Did I write about our international air travel?
Before I get into that, let us mention the EgyptAir tragedy. Prayers go out for those who had friends and relatives on board that aircraft. Don’t jump to conclusions. The reason that plane went down is currently unknown, and will remain unknown for a period of time.
By the way there’s no smoking in lavatories on aircraft, and that rule exists for a good reason.
Anyway, I’m writing about the variances we experienced in our travels. We flew into New York – Kennedy. There are multiple terminals at Kennedy Airport. Delta renovated its terminal there recently, and it’s fairly nice. Unfortunately, we were doing international travel and we had to go to Terminal 1, where multiple airlines depart, including our flight on Alitalia.
Terminal 1 is a different world. The first thing you notice upon entering Terminal 1 is tobacco smoke. Smoking has largely been banned in public places in the United States, and that’s a good thing. It has NOT been banned elsewhere; it’s actually fairly popular. If you’re in Terminal 1, you’ve left the United States behind.
I’ve also noted in Terminal 1, you have left TSA behind. You’re getting rigorous checks. I have TSA PreCheck. It means little, except you have a less long line. The security checks are somewhat interesting, because you get screened before departure and during arrival. The same was true in Rome and Atlanta. I haven’t even gotten to Atlanta yet; that’s a different level of madness.
The method of boarding.

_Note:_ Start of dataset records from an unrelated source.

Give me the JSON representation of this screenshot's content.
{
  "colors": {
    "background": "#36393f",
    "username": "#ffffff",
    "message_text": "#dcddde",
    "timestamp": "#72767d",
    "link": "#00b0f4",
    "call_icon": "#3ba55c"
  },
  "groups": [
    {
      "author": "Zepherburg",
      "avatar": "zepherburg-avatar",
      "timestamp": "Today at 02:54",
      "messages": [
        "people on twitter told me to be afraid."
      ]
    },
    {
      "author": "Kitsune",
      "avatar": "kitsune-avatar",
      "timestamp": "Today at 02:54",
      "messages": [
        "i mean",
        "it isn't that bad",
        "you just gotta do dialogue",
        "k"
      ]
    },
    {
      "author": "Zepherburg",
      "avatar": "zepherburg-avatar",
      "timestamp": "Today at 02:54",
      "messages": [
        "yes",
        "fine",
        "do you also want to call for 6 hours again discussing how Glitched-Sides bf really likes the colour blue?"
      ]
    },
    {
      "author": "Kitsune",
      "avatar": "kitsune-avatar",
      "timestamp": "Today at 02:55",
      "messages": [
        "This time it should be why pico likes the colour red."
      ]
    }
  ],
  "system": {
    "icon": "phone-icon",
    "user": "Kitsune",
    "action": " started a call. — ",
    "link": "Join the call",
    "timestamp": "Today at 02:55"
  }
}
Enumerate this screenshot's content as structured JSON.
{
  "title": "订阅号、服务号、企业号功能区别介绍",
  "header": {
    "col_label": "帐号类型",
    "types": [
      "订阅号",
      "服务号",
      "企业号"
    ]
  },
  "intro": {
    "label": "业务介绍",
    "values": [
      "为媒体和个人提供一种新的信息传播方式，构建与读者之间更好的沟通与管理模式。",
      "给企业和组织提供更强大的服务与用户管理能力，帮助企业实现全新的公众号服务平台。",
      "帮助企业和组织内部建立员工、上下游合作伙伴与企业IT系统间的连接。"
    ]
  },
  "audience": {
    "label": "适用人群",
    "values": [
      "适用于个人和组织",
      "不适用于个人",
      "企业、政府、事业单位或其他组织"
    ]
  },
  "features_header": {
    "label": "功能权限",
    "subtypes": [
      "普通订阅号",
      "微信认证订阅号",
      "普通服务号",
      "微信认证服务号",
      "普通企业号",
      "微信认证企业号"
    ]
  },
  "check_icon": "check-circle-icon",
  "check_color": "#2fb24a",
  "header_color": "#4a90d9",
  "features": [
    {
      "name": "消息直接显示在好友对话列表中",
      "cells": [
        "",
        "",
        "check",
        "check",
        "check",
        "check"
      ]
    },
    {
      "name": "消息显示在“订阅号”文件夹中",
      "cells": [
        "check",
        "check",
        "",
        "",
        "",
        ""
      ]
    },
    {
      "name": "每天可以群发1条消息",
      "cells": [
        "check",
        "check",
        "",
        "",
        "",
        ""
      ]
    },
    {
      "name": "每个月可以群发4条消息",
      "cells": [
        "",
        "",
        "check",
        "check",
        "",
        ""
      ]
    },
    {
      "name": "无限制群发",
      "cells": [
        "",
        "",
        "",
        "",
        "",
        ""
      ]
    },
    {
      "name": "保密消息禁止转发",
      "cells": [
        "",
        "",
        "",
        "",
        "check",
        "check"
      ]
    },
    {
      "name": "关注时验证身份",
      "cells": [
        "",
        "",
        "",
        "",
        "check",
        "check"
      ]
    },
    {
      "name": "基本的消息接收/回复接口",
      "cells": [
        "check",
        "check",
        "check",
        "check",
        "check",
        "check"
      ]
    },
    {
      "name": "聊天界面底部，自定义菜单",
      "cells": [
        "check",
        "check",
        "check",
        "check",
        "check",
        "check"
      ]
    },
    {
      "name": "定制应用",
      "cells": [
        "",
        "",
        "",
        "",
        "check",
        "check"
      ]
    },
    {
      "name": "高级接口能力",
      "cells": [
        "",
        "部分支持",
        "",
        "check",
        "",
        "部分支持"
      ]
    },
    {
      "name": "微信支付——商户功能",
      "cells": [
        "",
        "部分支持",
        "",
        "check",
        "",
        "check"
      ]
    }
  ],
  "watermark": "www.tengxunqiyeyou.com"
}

Air China, their passengers were boarding a 747-8, the Intercontinental. The ones lining up did so in an orderly fashion. By the way, the Chinese are EVERYWHERE. I think it’s kind of cool because if you want peace, you have to have people with an understanding of other cultures. Anyway, our Alitalia passengers just got together in a group and filed onto the jet, no matter where it was. Because we were late departing, the aircraft commander actually backed away from the gate before passengers were seated. The airline gets fined for every minute they are at the gate. That’s a first for me, I had never heard of that.
So we flew off to Rome, on an Alitalia A-330. The flight was absolutely perfect, other than the fact A-330 seats are miniature. If you’re flying these days, you want to be 5’3″ or less. When you’re 5’6″ and squeezing into a seat, it’s unrealistic. Airlines try to get an ever increasing revenue stream, and their favorite method is to get a paying human into every square centimeter of an aircraft.

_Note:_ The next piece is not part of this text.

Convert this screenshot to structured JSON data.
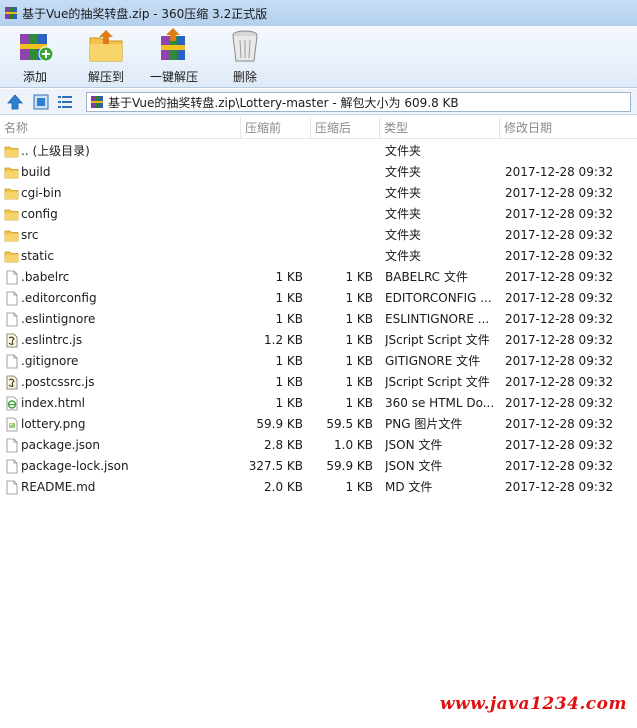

It also means carry-on restrictions because the weight isn’t getting revenue. Airbus sucks out loud, because they have modified the interior of airplanes — overhead bins — so bags that used to fit, do not. Boeing does too but not to the same degree. That’s why you now see Airbus in service with U.S. airlines. Of course, the second worst thing flying prior to their merger, U.S. Airways, loved themselves some Airbus.
We arrive in Rome; after customs, we do more screening. It seems there’s no trust between TSA and EU screening, but that’s not necessarily a bad thing. EU screening is more intensive than TSA. TSA lets you know when they go through your stuff. The EU does not. They went through my wife’s bag and moved items around. Then again, we do not know these were security personnel. It could be airport employees going through luggage looking for gifts. Never put anything valuable in your checked luggage. I always put my clothing in space bags; they have a much tougher time messing with them without you noticing. Always check your bags before leaving a terminal, for potential claims. Space bags also prevent exposure of clothing to the environment.

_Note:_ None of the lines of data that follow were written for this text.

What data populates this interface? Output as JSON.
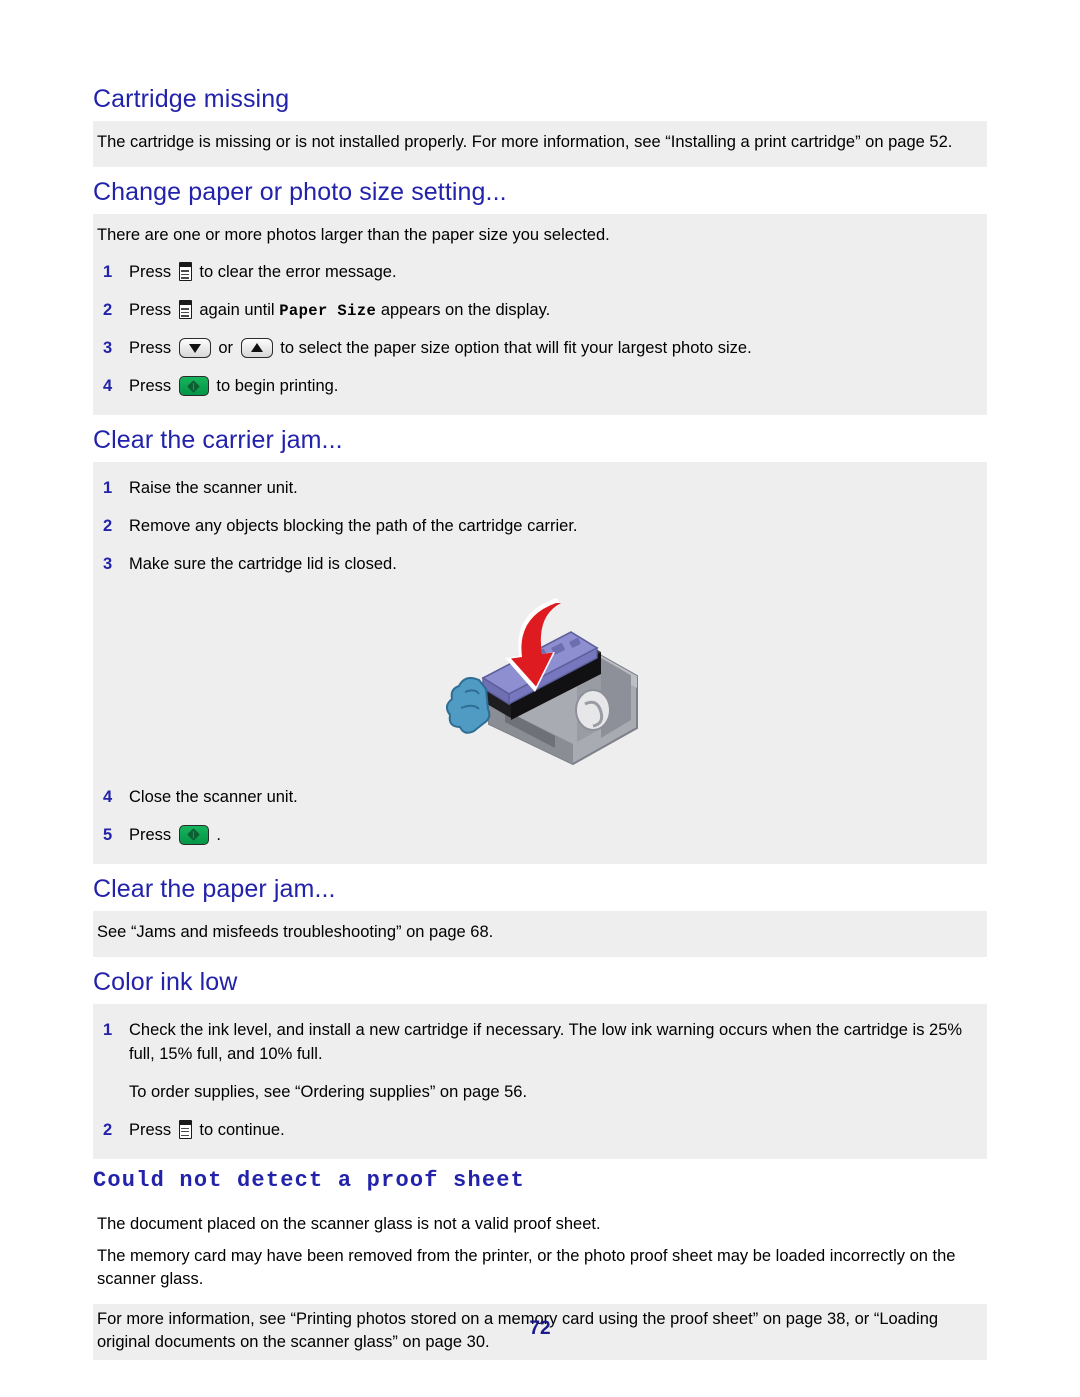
{
  "document": {
    "page_number": "72",
    "heading_color": "#2222aa",
    "shade_color": "#eeeeee"
  },
  "sections": [
    {
      "id": "cartridge-missing",
      "heading": "Cartridge missing",
      "paragraph": "The cartridge is missing or is not installed properly. For more information, see “Installing a print cartridge” on page 52."
    },
    {
      "id": "change-paper-or-photo-size-setting",
      "heading": "Change paper or photo size setting...",
      "paragraph": "There are one or more photos larger than the paper size you selected.",
      "steps": [
        {
          "num": "1",
          "before": "Press",
          "icon": "menu-button-icon",
          "after": "to clear the error message."
        },
        {
          "num": "2",
          "before": "Press",
          "icon": "menu-button-icon",
          "after": "again until",
          "code": "Paper Size",
          "tail": "appears on the display."
        },
        {
          "num": "3",
          "before": "Press",
          "icon": "arrow-down-button-icon",
          "middle": "or",
          "icon2": "arrow-up-button-icon",
          "after": "to select the paper size option that will fit your largest photo size."
        },
        {
          "num": "4",
          "before": "Press",
          "icon": "start-button-icon",
          "after": "to begin printing."
        }
      ]
    },
    {
      "id": "clear-the-carrier-jam",
      "heading": "Clear the carrier jam...",
      "steps": [
        {
          "num": "1",
          "text": "Raise the scanner unit."
        },
        {
          "num": "2",
          "text": "Remove any objects blocking the path of the cartridge carrier."
        },
        {
          "num": "3",
          "text": "Make sure the cartridge lid is closed."
        },
        {
          "num": "4",
          "text": "Close the scanner unit."
        },
        {
          "num": "5",
          "before": "Press",
          "icon": "start-button-icon",
          "after": "."
        }
      ],
      "figure": {
        "name": "print-cartridge-install-illustration",
        "description": "Print cartridge being lowered into the cartridge carrier, indicated by a red downward curved arrow"
      }
    },
    {
      "id": "clear-the-paper-jam",
      "heading": "Clear the paper jam...",
      "paragraph": "See “Jams and misfeeds troubleshooting” on page 68."
    },
    {
      "id": "color-ink-low",
      "heading": "Color ink low",
      "steps": [
        {
          "num": "1",
          "text": "Check the ink level, and install a new cartridge if necessary. The low ink warning occurs when the cartridge is 25% full, 15% full, and 10% full.",
          "substep": "To order supplies, see “Ordering supplies” on page 56."
        },
        {
          "num": "2",
          "before": "Press",
          "icon": "menu-button-icon",
          "after": "to continue."
        }
      ]
    },
    {
      "id": "could-not-detect-a-proof-sheet",
      "heading": "Could not detect a proof sheet",
      "paragraphs": [
        "The document placed on the scanner glass is not a valid proof sheet.",
        "The memory card may have been removed from the printer, or the photo proof sheet may be loaded incorrectly on the scanner glass.",
        "For more information, see “Printing photos stored on a memory card using the proof sheet” on page 38, or “Loading original documents on the scanner glass” on page 30."
      ]
    }
  ]
}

At Rome, we were told our carry-ones were too big, so we had to check them. Ok, we didn’t have to pay but we had to take stuff out of them. Hmmm. We only had an hour flight, right? When we arrive in Trieste, one of the wheels on my wife’s carry-on is broken off. I’m currently looking for a replacement wheel.
Barcelona. You have to understand it’s not TSA. I went into the strip down laptop out mode but Barcelona didn’t make us do it. Then Delta had us go through “enhanced screening.” This is a thorough search, where you get every item you are carrying run through a scanner. So you are getting every item looked at twice … so far. At least there’s no smoking there.
Atlanta is a hub for Delta traffic. Multiple international flights arrive in Atlanta at once. This is not good, because you get rescreened there. No TSA PreCheck, everyone gets a thorough screening. You also receive your checked luggage there, and hand it off to Delta employees for additional screening! Here’s the bottom line at Atlanta: If you’ve arrived there with less than 90 minutes before your next flight, start the rebooking process. We had three hours before our flight back to Texas. We had a little over an hour left when we emerged from the security checkpoint.
I didn’t describe the actual screening techniques used, but it should be clear: passengers are always viewed with suspicion but your accompying luggage is a bit of an unknown. You are completely at the mercy of airport workers. I used to be a baggage handler for an airline, and it would surprise most people to find out what passes for cargo. A flimsy lock they can open whenever they want stands between airport workers, your personal items, or even worse.